Sample performance profile configuration

apiVersion: performance.openshift.io/v2
kind: PerformanceProfile
metadata:
  # if you change this name make sure the 'include' line in TunedPerformancePatch.yaml
  # matches this name: include=openshift-node-performance-${PerformanceProfile.metadata.name}
  # Also in file 'validatorCRs/informDuValidator.yaml':
  # name: 50-performance-${PerformanceProfile.metadata.name}
  name: openshift-node-performance-profile
  annotations:
    ran.openshift.io/reference-configuration: "ran-du.redhat.com"
spec:
  additionalKernelArgs:
    - "rcupdate.rcu_normal_after_boot=0"
    - "efi=runtime"
    - "vfio_pci.enable_sriov=1"
    - "vfio_pci.disable_idle_d3=1"
    - "module_blacklist=irdma"
  cpu:
    isolated: $isolated
    reserved: $reserved
  hugepages:
    defaultHugepagesSize: $defaultHugepagesSize
    pages:
      - size: $size
        count: $count
        node: $node
  machineConfigPoolSelector:
    pools.operator.machineconfiguration.openshift.io/$mcp: ""
  nodeSelector:
    node-role.kubernetes.io/$mcp: ''
  numa:
    topologyPolicy: "restricted"
  # To use the standard (non-realtime) kernel, set enabled to false
  realTimeKernel:
    enabled: true
  workloadHints:
    # WorkloadHints defines the set of upper level flags for different type of workloads.
    # See https://github.com/openshift/cluster-node-tuning-operator/blob/master/docs/performanceprofile/performance_profile.md#workloadhints
    # for detailed descriptions of each item.
    # The configuration below is set for a low latency, performance mode.
    realTime: true
    highPowerConsumption: false
    perPodPowerManagement: false
Table 1. PerformanceProfile CR options for single-node OpenShift clusters
PerformanceProfile CR field Description

metadata.name

Ensure that name matches the following fields set in related GitOps ZTP custom resources (CRs):

  • include=openshift-node-performance-${PerformanceProfile.metadata.name} in TunedPerformancePatch.yaml

  • name: 50-performance-${PerformanceProfile.metadata.name} in validatorCRs/informDuValidator.yaml

spec.additionalKernelArgs

"efi=runtime" Configures UEFI secure boot for the cluster host.

spec.cpu.isolated

Set the isolated CPUs. Ensure all of the Hyper-Threading pairs match.

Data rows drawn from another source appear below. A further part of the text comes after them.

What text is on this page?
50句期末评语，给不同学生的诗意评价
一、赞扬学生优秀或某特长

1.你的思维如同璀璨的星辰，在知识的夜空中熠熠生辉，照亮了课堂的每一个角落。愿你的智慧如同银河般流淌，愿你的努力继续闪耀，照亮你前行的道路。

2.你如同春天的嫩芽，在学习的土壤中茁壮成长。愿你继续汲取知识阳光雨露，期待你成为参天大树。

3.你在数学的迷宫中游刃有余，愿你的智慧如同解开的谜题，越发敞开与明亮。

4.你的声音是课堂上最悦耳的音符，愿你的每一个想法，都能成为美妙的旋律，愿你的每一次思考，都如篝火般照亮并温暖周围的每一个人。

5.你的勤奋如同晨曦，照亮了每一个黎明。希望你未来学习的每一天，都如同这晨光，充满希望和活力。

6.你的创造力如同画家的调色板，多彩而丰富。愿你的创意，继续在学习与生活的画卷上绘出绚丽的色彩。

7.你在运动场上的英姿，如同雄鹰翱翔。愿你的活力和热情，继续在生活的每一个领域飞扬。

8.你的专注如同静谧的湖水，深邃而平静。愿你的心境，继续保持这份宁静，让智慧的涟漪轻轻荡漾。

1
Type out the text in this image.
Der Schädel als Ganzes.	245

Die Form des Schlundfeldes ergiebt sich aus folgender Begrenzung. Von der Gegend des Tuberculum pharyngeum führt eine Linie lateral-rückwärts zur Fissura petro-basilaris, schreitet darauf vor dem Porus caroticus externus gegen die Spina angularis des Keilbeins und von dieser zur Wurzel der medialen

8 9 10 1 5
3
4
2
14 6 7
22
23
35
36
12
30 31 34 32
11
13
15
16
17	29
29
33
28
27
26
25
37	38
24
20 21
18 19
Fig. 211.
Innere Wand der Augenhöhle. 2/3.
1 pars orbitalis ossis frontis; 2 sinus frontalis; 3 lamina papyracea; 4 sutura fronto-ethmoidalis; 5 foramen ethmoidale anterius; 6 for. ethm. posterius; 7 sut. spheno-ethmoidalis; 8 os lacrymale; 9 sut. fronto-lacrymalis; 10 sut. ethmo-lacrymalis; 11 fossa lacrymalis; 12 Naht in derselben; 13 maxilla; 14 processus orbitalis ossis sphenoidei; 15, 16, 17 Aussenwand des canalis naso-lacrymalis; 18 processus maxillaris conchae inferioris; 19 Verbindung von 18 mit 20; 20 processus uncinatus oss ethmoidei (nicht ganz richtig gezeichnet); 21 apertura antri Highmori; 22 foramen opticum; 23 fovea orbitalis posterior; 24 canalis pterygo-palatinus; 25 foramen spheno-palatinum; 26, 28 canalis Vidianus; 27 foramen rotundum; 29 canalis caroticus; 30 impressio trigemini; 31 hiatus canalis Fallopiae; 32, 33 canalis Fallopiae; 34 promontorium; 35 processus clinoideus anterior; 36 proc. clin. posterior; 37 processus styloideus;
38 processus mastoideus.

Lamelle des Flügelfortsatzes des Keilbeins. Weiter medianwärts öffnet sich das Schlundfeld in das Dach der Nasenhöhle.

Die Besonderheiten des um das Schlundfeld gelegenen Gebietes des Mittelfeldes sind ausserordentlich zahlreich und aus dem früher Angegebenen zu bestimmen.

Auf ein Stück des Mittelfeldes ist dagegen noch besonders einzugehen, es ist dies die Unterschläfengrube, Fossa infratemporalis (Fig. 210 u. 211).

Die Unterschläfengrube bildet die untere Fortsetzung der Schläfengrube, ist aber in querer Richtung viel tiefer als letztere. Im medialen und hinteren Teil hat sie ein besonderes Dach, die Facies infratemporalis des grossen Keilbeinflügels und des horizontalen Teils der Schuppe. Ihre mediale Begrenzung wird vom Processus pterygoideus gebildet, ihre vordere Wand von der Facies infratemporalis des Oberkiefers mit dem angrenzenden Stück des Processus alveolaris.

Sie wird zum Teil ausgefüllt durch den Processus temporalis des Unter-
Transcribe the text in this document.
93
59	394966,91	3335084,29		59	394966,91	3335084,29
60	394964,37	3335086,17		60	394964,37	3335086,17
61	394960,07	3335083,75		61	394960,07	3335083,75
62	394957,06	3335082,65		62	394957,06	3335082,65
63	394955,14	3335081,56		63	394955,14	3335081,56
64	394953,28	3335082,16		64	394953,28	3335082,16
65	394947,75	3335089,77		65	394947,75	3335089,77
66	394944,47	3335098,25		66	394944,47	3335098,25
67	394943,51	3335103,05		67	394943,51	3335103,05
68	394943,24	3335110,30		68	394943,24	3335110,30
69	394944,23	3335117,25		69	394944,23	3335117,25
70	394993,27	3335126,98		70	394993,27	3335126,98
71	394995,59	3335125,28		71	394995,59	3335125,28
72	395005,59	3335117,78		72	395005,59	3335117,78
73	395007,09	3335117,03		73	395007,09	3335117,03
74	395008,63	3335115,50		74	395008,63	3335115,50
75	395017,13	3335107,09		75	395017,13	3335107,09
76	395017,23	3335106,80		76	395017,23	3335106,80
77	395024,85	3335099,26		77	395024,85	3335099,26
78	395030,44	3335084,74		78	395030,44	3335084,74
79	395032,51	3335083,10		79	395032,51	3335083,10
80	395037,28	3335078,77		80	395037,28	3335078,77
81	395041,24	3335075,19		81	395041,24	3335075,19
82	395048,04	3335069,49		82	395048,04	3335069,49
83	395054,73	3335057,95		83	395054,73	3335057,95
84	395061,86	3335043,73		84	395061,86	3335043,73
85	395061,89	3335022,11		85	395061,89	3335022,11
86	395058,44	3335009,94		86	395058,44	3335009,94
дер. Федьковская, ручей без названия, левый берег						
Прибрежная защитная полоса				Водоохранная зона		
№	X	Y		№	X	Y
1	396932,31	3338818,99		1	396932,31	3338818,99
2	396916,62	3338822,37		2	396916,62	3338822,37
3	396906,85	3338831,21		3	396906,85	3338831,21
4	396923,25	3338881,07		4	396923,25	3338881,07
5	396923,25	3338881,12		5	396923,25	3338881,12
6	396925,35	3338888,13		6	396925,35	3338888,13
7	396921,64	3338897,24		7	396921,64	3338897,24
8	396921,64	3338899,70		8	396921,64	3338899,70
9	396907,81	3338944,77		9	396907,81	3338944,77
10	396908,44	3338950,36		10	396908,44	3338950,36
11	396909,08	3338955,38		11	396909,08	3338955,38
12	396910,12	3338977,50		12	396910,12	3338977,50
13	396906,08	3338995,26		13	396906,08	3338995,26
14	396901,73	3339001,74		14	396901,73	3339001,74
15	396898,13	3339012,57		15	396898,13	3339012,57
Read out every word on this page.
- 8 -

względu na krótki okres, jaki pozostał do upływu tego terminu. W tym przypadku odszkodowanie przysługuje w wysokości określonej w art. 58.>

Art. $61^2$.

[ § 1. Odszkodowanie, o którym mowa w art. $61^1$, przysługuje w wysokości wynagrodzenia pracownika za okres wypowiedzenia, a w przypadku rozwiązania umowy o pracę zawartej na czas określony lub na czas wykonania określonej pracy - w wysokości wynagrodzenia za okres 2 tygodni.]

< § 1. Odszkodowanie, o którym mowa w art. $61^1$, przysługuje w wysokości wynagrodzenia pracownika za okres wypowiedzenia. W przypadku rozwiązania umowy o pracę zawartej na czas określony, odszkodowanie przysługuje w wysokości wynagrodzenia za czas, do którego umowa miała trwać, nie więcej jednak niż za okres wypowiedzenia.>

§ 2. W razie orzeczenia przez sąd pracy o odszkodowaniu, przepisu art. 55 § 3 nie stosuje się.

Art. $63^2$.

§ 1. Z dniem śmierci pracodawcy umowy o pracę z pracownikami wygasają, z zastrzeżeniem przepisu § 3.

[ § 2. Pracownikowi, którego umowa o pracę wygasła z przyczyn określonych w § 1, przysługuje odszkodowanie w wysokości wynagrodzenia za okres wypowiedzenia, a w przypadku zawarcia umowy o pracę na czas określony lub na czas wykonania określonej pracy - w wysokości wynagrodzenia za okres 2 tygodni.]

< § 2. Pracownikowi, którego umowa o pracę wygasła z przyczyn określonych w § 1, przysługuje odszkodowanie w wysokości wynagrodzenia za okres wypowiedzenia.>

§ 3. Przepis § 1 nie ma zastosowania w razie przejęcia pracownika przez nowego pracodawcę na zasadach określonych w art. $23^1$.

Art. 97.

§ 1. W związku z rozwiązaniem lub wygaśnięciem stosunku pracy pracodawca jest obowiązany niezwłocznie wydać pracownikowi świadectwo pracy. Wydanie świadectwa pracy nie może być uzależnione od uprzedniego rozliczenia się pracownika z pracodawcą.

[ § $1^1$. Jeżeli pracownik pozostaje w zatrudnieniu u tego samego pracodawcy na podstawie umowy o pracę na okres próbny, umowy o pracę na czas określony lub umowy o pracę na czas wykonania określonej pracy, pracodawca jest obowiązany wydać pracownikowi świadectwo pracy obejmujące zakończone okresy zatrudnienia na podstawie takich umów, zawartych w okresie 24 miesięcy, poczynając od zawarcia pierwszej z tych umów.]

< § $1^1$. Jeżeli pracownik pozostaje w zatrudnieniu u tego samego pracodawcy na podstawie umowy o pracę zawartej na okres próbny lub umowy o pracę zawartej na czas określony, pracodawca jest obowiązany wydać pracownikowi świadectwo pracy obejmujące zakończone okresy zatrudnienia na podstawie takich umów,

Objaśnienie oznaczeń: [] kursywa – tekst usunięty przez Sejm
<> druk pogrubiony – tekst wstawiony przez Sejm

The reserved and isolated CPU pools must not overlap and together must span all available cores. CPU cores that are not accounted for cause an undefined behaviour in the system.

spec.cpu.reserved

Set the reserved CPUs. When workload partitioning is enabled, system processes, kernel threads, and system container threads are restricted to these CPUs. All CPUs that are not isolated should be reserved.

spec.hugepages.pages

  • Set the number of huge pages (count)

  • Set the huge pages size (size).

  • Set node to the NUMA node where the hugepages are allocated (node)

spec.realTimeKernel

Set enabled to true to use the realtime kernel.

spec.workloadHints

Use workloadHints to define the set of top level flags for different type of workloads. The example configuration configures the cluster for low latency and high performance.